Rédigez-moi le décret d’application
Lorsqu’en mai 68, Guy Braibant suggéra de voter une loi pour instituer la Liberté sexuelle, Marceau Long lui répondit par un célèbre : Rédigez-moi le décret d’application. Aujourd’hui la loi Macron se propose, par l’amendement 808, d’instituer le Principe d’innovation. A ce qui pourrait apparaître comme la Révolution du quinquennat, certains opposent aujourd’hui la même réplique.
La crise qui agite la France, et une grande part de l’Europe, a souvent été analysée comme une crise de l’investissement. L’avenir ne serait plus suffisamment valorisé par la société pour que les entreprises investissent.
C’est ce qui a amené Arnaud Montebourg, puis Emmanuel Macron a proposer une Loi pour la croissance. En présence d’une très forte demande de la volonté générale, il y a de bonnes chances pour que l’économie redémarre.

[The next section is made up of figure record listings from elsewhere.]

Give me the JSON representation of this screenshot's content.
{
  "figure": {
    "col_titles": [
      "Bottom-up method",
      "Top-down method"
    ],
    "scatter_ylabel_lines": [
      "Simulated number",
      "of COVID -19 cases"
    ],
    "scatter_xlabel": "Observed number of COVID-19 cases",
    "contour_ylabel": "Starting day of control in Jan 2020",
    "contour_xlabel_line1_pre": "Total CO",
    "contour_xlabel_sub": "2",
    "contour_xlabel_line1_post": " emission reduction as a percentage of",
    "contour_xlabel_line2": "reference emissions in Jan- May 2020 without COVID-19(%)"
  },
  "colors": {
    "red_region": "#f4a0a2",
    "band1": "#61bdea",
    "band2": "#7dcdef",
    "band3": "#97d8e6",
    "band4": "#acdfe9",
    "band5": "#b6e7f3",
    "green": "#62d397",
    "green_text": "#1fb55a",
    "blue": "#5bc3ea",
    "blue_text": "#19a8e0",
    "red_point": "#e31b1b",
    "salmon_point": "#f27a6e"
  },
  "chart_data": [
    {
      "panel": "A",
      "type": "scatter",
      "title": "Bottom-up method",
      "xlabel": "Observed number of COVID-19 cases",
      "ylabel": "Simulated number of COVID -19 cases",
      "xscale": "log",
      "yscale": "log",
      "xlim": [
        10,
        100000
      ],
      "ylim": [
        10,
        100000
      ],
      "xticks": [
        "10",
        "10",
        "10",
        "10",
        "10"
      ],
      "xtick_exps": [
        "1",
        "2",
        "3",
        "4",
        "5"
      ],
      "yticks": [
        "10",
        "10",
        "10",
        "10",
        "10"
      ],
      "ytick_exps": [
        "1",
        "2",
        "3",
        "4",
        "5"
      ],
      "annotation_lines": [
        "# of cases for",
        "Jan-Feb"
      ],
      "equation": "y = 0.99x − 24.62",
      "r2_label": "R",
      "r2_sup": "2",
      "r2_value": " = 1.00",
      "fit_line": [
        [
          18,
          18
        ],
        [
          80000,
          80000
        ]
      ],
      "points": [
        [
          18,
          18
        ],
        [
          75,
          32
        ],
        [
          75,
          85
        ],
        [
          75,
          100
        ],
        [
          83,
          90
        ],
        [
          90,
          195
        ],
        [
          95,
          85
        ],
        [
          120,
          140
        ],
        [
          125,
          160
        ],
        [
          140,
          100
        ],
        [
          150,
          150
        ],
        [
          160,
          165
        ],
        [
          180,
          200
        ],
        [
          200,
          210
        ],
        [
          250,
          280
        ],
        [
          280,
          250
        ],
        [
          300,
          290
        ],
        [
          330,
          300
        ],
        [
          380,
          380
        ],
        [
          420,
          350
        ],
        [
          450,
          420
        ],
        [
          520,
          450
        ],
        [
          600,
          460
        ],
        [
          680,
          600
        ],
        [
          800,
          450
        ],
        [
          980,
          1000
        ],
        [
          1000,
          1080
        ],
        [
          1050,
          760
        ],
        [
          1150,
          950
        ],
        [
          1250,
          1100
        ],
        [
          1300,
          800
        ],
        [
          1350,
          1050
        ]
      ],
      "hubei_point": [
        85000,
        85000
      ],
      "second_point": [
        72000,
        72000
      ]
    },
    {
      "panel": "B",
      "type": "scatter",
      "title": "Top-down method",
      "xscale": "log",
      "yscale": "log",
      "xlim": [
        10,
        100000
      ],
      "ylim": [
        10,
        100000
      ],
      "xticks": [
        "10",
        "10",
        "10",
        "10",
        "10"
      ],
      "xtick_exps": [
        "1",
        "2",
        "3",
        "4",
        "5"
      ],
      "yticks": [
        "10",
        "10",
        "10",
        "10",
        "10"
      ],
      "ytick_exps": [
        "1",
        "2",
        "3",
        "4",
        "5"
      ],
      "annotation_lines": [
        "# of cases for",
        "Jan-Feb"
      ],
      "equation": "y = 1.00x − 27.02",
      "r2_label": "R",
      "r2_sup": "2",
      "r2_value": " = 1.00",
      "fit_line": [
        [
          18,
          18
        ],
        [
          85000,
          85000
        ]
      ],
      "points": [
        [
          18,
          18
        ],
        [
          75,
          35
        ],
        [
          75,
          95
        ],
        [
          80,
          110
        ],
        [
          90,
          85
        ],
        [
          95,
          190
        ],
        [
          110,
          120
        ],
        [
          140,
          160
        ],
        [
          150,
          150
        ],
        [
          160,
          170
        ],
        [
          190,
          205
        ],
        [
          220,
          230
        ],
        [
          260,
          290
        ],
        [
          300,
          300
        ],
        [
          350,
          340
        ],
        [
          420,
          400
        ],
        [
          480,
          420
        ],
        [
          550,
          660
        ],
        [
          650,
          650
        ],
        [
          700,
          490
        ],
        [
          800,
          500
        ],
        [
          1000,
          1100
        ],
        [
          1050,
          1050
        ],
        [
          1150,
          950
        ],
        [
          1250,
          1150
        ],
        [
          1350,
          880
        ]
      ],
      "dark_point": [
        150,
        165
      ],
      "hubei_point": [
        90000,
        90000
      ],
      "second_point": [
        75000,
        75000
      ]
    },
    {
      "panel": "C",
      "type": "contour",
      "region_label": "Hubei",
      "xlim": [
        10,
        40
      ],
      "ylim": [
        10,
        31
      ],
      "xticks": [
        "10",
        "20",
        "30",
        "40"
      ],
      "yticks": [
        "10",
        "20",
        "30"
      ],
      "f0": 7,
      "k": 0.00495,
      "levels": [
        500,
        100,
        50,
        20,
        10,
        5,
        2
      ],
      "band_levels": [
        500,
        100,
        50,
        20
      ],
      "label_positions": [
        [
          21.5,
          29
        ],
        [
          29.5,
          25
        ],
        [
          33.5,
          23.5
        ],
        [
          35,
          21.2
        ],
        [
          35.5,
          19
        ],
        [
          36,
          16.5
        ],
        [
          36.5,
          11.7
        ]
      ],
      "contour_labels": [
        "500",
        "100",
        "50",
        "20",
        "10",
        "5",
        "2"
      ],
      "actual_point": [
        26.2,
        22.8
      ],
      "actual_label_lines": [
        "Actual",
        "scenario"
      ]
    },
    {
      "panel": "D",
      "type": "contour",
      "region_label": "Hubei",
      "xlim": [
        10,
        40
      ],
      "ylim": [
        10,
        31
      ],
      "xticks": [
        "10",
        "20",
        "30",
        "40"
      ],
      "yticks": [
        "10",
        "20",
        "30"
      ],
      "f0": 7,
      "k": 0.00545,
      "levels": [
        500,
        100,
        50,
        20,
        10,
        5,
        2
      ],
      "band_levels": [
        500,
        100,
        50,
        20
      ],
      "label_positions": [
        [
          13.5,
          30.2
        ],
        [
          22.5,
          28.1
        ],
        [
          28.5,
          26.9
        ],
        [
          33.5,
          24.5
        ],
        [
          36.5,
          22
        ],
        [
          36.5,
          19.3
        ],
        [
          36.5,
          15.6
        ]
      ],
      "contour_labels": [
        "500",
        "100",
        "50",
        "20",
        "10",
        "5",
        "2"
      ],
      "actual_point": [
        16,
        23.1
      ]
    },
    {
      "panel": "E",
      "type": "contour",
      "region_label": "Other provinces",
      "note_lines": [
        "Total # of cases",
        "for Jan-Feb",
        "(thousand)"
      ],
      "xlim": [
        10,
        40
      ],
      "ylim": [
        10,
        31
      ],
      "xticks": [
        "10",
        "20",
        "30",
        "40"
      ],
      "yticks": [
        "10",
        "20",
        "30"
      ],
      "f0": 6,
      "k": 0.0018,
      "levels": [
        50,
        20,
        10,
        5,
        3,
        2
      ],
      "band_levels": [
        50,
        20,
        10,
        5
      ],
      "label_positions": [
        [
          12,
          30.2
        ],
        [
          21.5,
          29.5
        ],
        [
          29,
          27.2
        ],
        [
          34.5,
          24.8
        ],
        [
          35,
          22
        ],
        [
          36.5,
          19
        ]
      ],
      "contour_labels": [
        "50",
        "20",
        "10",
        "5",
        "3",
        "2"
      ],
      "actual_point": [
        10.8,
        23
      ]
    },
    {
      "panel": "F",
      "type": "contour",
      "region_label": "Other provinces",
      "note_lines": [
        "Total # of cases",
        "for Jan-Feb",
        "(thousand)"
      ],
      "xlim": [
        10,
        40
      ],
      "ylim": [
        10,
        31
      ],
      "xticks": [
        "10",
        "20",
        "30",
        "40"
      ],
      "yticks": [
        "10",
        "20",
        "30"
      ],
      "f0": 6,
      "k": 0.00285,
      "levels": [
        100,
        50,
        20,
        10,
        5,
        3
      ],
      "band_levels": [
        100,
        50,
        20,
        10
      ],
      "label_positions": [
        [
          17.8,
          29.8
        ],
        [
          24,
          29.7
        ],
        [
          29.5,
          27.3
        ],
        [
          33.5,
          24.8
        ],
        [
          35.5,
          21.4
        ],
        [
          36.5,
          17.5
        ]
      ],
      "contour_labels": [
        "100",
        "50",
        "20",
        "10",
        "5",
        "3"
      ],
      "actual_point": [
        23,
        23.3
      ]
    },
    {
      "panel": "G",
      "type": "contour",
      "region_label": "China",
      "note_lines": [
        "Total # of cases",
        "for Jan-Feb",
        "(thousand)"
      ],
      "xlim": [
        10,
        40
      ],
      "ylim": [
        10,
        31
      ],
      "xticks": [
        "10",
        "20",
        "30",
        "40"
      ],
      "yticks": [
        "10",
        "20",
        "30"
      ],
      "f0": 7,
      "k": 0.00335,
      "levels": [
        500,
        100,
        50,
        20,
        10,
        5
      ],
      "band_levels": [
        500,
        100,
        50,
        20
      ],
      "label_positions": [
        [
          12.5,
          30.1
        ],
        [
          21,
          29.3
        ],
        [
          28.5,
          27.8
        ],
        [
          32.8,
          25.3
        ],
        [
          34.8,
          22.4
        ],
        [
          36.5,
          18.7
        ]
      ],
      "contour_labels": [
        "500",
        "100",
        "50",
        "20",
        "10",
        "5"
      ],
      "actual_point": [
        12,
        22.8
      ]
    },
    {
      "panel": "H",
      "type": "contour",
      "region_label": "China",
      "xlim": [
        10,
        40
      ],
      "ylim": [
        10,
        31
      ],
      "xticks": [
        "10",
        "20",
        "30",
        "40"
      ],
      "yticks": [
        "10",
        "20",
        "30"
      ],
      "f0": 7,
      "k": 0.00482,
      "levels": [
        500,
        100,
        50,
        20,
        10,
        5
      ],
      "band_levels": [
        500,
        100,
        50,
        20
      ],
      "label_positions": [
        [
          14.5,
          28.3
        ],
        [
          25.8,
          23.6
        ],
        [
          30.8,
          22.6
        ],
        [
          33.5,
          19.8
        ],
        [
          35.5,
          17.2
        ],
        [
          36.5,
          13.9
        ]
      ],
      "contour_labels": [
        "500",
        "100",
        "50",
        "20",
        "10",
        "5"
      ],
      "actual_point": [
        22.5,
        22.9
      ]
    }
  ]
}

Une dynamique a ainsi été lancée. Toute une série d’idées novatrices ont vu le jour. La plus extraordinaire d’entre elles est contenue dans l’amendement 808 qui dispose :
Art. L. 130‑1. – Dans l’exercice de leurs attributions respectives et, en particulier, par la définition de leur politique d’achat, les personnes publiques et personnes privées chargées d’une mission de service public promeuvent, mettent en œuvre pour l’exercice de leurs missions et appuient toute forme d’innovation, entendue comme l’ensemble des solutions nouvelles en termes de fourniture de biens, services ou de travaux propres à répondre à des besoins auxquelles ne peuvent répondre des solutions déjà disponibles sur le marché. Elles s’attachent à ce titre à exercer une veille sur les formes contemporaines d’innovation, y compris celles émanant des petites et moyennes entreprises.
Cet amendement pourrait devenir la Révolution du quinquennat. Il ajoute aux trois principes qui régissent l’organisation et le fonctionnement des services publics : égalité, neutralité, précaution ; un quatrième principe : le Principe d’innovation, qui prendrait la place du principe d’adaptation. Selon les termes de l’amendement 808, il deviendrait obligatoire pour les services publics d’organiser une veille des formes contemporaines d’innovation, d’acquérir ou de favoriser la solution nouvelle dans la mesure où celle-ci permet de remplir des besoins auxquelles ne peuvent répondre les solutions déjà disponibles sur le marché. Autrement dit, les organismes chargés d’une mission de service public, c’est-à-dire la part principale de la demande économique, devraient désormais favoriser, par principe, l’innovation et la croissance.
Ceci introduit un changement majeur dans notre ordre juridique, souvent conservateur par nature, qui soulève un nombre élevé de questions importantes.
S’agit-il de toute innovation ? Comment le service public va-t-il s’y prendre pour favoriser une innovation dont la faisabilité ne serait pas démontrée ? Le service public qui utilise des solutions obsolètes doit-il obligatoirement remplacer celles-ci par les plus innovantes ? Selon quels processus la veille et le choix des services publics seront-ils s’organisés ? Quid des innovations dont les risques pour les êtres humains ou pour l’environnement ne peuvent, faute d’expérience suffisante, être garantis ? Le changement trop brutal et la croissance trop rapide ne vont-ils pas causer des dégâts d’une gravité insupportable pour l’ordre public ? Le propriétaire, auteur de l’innovation, va-t-il disposer de certains privilèges dans les marchés publics ? La collectivité peut-elle tirer des avantages en contrepartie de ces privilèges ? Comment sera sanctionnée l’administration récalcitrante ?
Toutes ces questions n’ont-elles pas déjà trouvé des solutions dans la jurisprudence et le droit comparé ? Voilà quelques-uns des premiers problèmes qui se posent à nos concitoyens, lecteurs d’Agoravox et premiers intéressés par cet amendement.